Hendrik Streeck hat sich korrigiert. „Es geht nicht ums Sparen, sondern darum, Menschen etwas zu ersparen: Wie wir sie in ihren letzten Lebensphasen verantwortungsvoll begleiten – statt sie aus falschen Anreizen überzuversorgen“, schreibt der Bonner Virologe, der bei der diesjährigen Bundestagswahl für die CDU den Wahlkreis von Konrad Adenauer zurückeroberte, jetzt in einem Gastbeitrag für den Bonner Generalanzeiger und die Rheinische Post.
Zuvor hatte der neue Drogenbeauftragte der Bundesregierung in einer Talkrunde der Welt-TV-Sendung Meinungsfreiheit klare und verbindliche Leitlinien für die Vergabe von Medikamenten gefordert und dabei eine teure Krebstherapie für eine hundertjährige Frau in Frage gestellt: „Es gibt einfach Phasen im Leben, wo man bestimmte Medikamente auch nicht mehr einfach so benutzen sollte“, sagte Streeck.
Sturm der Entrüstung
Der Sturm der Entrüstung derer, die darin eine Altersdiskriminierung erblickten, ließ nicht lange auf sich warten. Heftige Kritik kam sowohl von SPD und FDP als auch von den Kirchen. Auch Bundesgesundheitsministerin Nina Warken (CDU) distanzierte sich. Dabei hätte eigentlich schon die Formulierung „auch nicht mehr einfach so“ anzeigen können, dass Streeck nicht dem prinzipiellen Ausschluss von Hochbetagten von Therapien das Wort geredet hatte.
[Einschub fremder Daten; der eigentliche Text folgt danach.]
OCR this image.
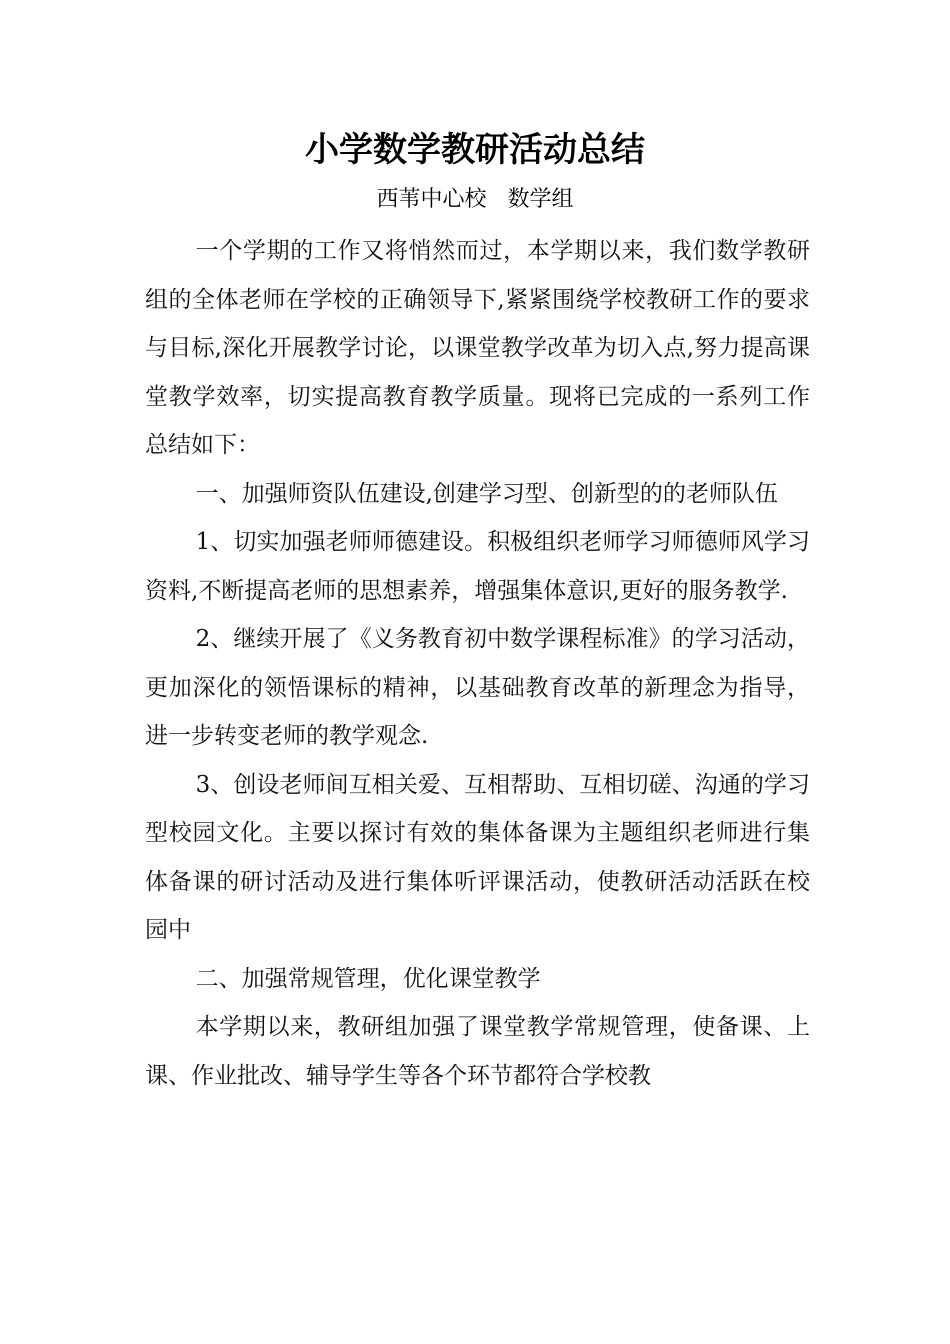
小学数学教研活动总结
西苇中心校   数学组

一个学期的工作又将悄然而过，本学期以来，我们数学教研组的全体老师在学校的正确领导下,紧紧围绕学校教研工作的要求与目标,深化开展教学讨论，以课堂教学改革为切入点,努力提高课堂教学效率，切实提高教育教学质量。现将已完成的一系列工作总结如下：

一、加强师资队伍建设,创建学习型、创新型的的老师队伍

1、切实加强老师师德建设。积极组织老师学习师德师风学习资料,不断提高老师的思想素养，增强集体意识,更好的服务教学.

2、继续开展了《义务教育初中数学课程标准》的学习活动，更加深化的领悟课标的精神，以基础教育改革的新理念为指导，进一步转变老师的教学观念.

3、创设老师间互相关爱、互相帮助、互相切磋、沟通的学习型校园文化。主要以探讨有效的集体备课为主题组织老师进行集体备课的研讨活动及进行集体听评课活动，使教研活动活跃在校园中

二、加强常规管理，优化课堂教学

本学期以来，教研组加强了课堂教学常规管理，使备课、上课、作业批改、辅导学生等各个环节都符合学校教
Das wäre auch mit dem Menschenbild des Grundgesetzes nicht vereinbar. Ihm zufolge ist jeder Mensch einzigartig, unwiederholbar und unwiederbringlich. Und deshalb ist sein Leben genauso kostbar, wie das eines jeden anderen. Worum es wirklich geht, ist im Grunde völlig anders gelagert. In Deutschland herrscht Therapiefreiheit. Ist eine Therapie medizinisch indiziert, dann hat dem Menschenbild des Grundgesetzes zufolge jeder Anspruch auf diese, bei dem genau dies der Fall ist – unabhängig vom Alter.
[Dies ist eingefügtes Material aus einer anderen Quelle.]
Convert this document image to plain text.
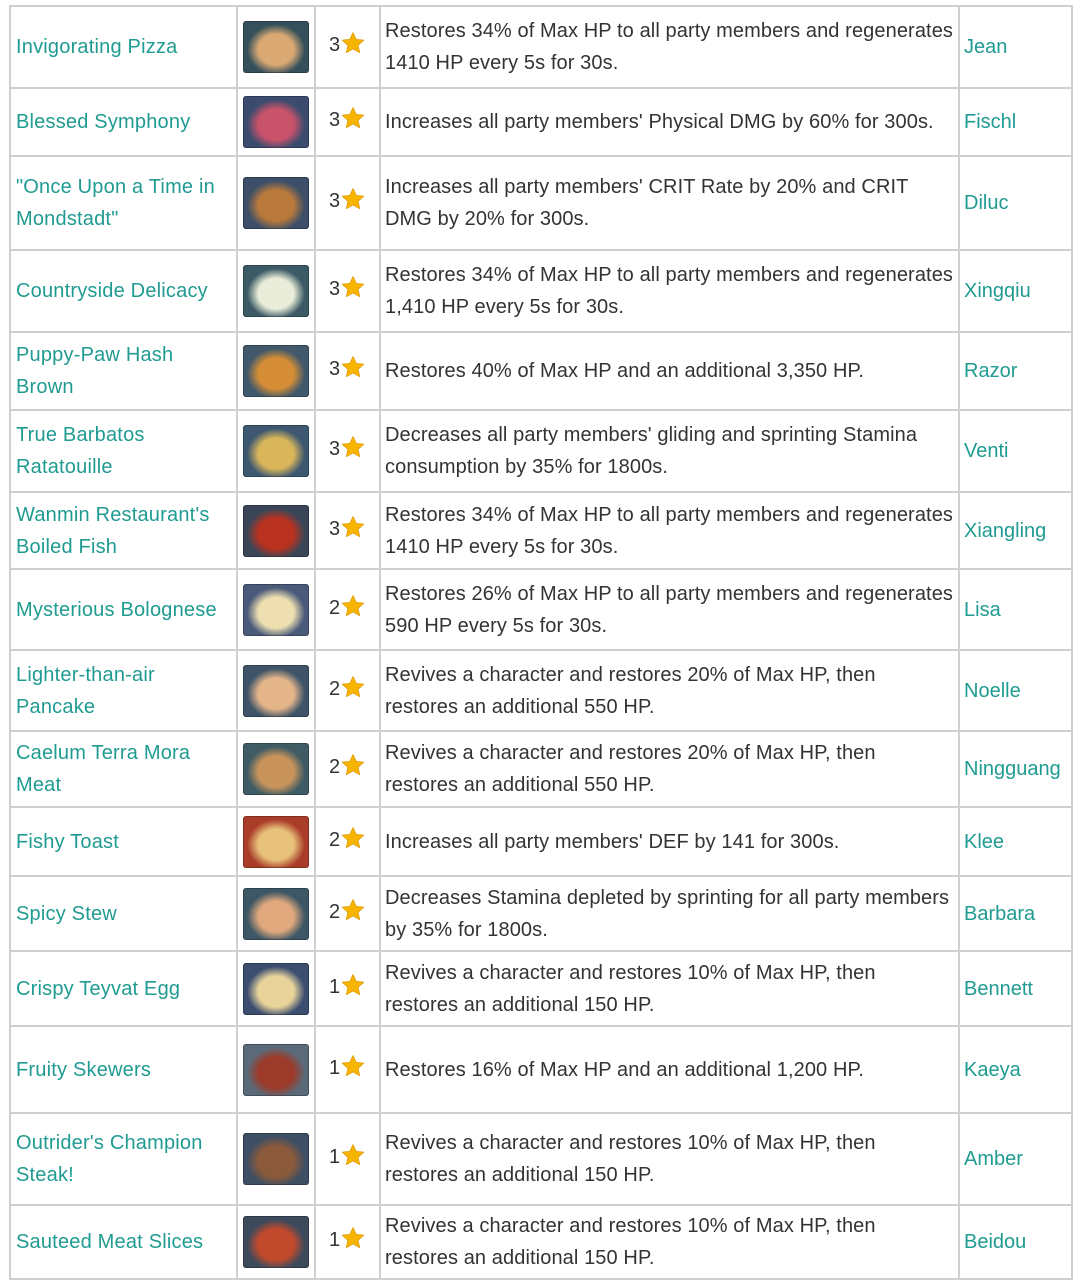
Invigorating Pizza		3	Restores 34% of Max HP to all party members and regenerates 1410 HP every 5s for 30s.	Jean
Blessed Symphony		3	Increases all party members' Physical DMG by 60% for 300s.	Fischl
"Once Upon a Time in Mondstadt"		3	Increases all party members' CRIT Rate by 20% and CRIT DMG by 20% for 300s.	Diluc
Countryside Delicacy		3	Restores 34% of Max HP to all party members and regenerates 1,410 HP every 5s for 30s.	Xingqiu
Puppy-Paw Hash Brown		3	Restores 40% of Max HP and an additional 3,350 HP.	Razor
True Barbatos Ratatouille		3	Decreases all party members' gliding and sprinting Stamina consumption by 35% for 1800s.	Venti
Wanmin Restaurant's Boiled Fish		3	Restores 34% of Max HP to all party members and regenerates 1410 HP every 5s for 30s.	Xiangling
Mysterious Bolognese		2	Restores 26% of Max HP to all party members and regenerates 590 HP every 5s for 30s.	Lisa
Lighter-than-air Pancake		2	Revives a character and restores 20% of Max HP, then restores an additional 550 HP.	Noelle
Caelum Terra Mora Meat		2	Revives a character and restores 20% of Max HP, then restores an additional 550 HP.	Ningguang
Fishy Toast		2	Increases all party members' DEF by 141 for 300s.	Klee
Spicy Stew		2	Decreases Stamina depleted by sprinting for all party members by 35% for 1800s.	Barbara
Crispy Teyvat Egg		1	Revives a character and restores 10% of Max HP, then restores an additional 150 HP.	Bennett
Fruity Skewers		1	Restores 16% of Max HP and an additional 1,200 HP.	Kaeya
Outrider's Champion Steak!		1	Revives a character and restores 10% of Max HP, then restores an additional 150 HP.	Amber
Sauteed Meat Slices		1	Revives a character and restores 10% of Max HP, then restores an additional 150 HP.	Beidou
„Sprechende Medizin“ wird zu schlecht vergütet
Ob eine Therapie induziert ist oder nicht, hängt auch nicht vom Preis ab, sondern einzig und allein davon, ob der erwartbare Nutzen für den jeweiligen Patienten, den möglichen Schaden (meist in Form von Nebenwirkungen) überwiegt, und sein Leiden entweder zu beheben oder spürbar zu lindern vermag. Aber eben genau das ist in der Praxis keineswegs immer der Fall. Auch wenn heute die sogenannte „Therapiezieländerung“ vielerorts dafür bereits sorgt, dass Menschen nicht übertherapiert werden, so gibt es doch weiterhin Fälle, in denen Ärzte sinnlose Therapien verordnen. Sei es, um abrechenbare Leistungen zu generieren, sei es, um sich selbst zu vergewissern, dass sie das ihnen Mögliche auch tatsächlich ausgeschöpft haben.
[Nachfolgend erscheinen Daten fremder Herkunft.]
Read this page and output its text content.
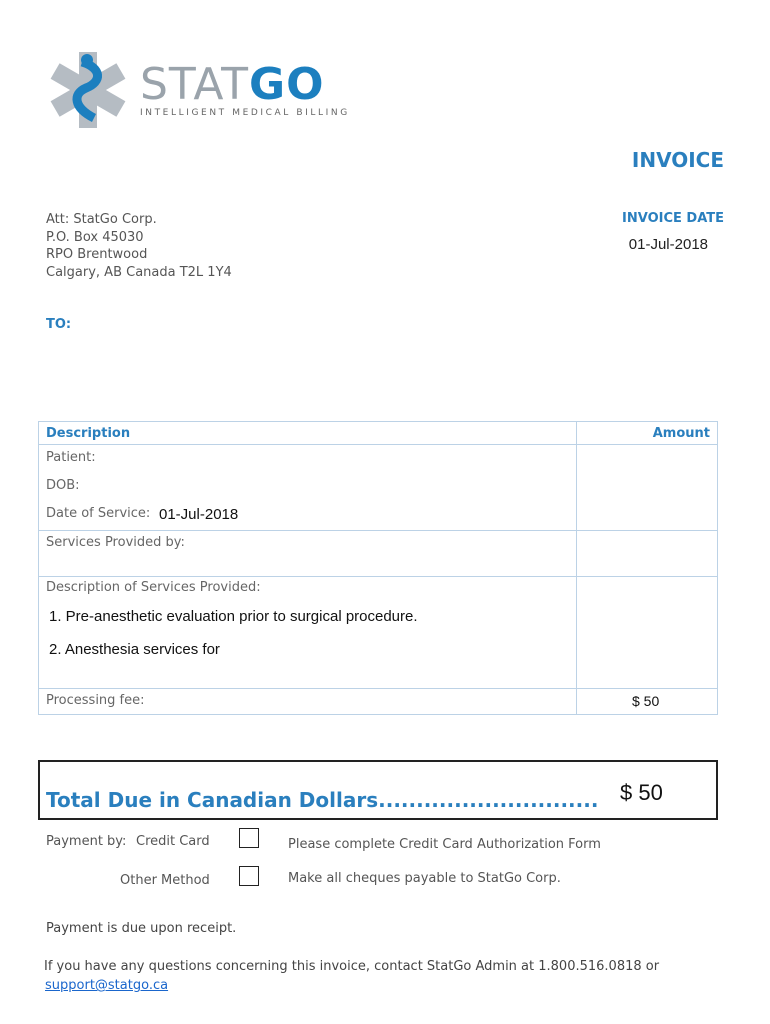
STATGO
INTELLIGENT MEDICAL BILLING
INVOICE
INVOICE DATE
01-Jul-2018
Att: StatGo Corp.
P.O. Box 45030
RPO Brentwood
Calgary, AB Canada T2L 1Y4
TO:
Description	Amount
Patient:
DOB:
Date of Service: 01-Jul-2018
Services Provided by:
Description of Services Provided:
1. Pre-anesthetic evaluation prior to surgical procedure.
2. Anesthesia services for
Processing fee:	$ 50
Total Due in Canadian Dollars............................. $ 50
Payment by: Credit Card	Please complete Credit Card Authorization Form
Other Method	Make all cheques payable to StatGo Corp.
Payment is due upon receipt.
If you have any questions concerning this invoice, contact StatGo Admin at 1.800.516.0818 or
support@statgo.ca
Um weder der einen noch der anderen Versuchung zu erliegen, brauchen Ärzte mehr Zeit für die Kommunikation mit den Patienten sowie für die Reflexion über sie. Die sogenannte „sprechende Medizin“ ist aber im aktuellen Gesundheitssystem fälschlicherweise zugleich jene, die mit am schlechtesten vergütet wird. Streeck hat also Recht, wenn er argwöhnt, das Gesundheitssystem setze „falsche Anreize“.
Rotstift bei versicherungsfremden Leistungen ansetzen
Darüber hinaus hat der Gesetzgeber die Solidargemeinschaft der Krankenversicherten dazu vergattert, mit ihren Beiträgen etliche versicherungsfremde Leistungen zu finanzieren, die gar keine Heilbehandlungen sind, sondern in die Rubriken „Lifestyl-“ und „Wunschmedizin“ fallen. Wer ernsthaft sparen will, der täte gut daran, zunächst hier den Rotstift anzusetzen.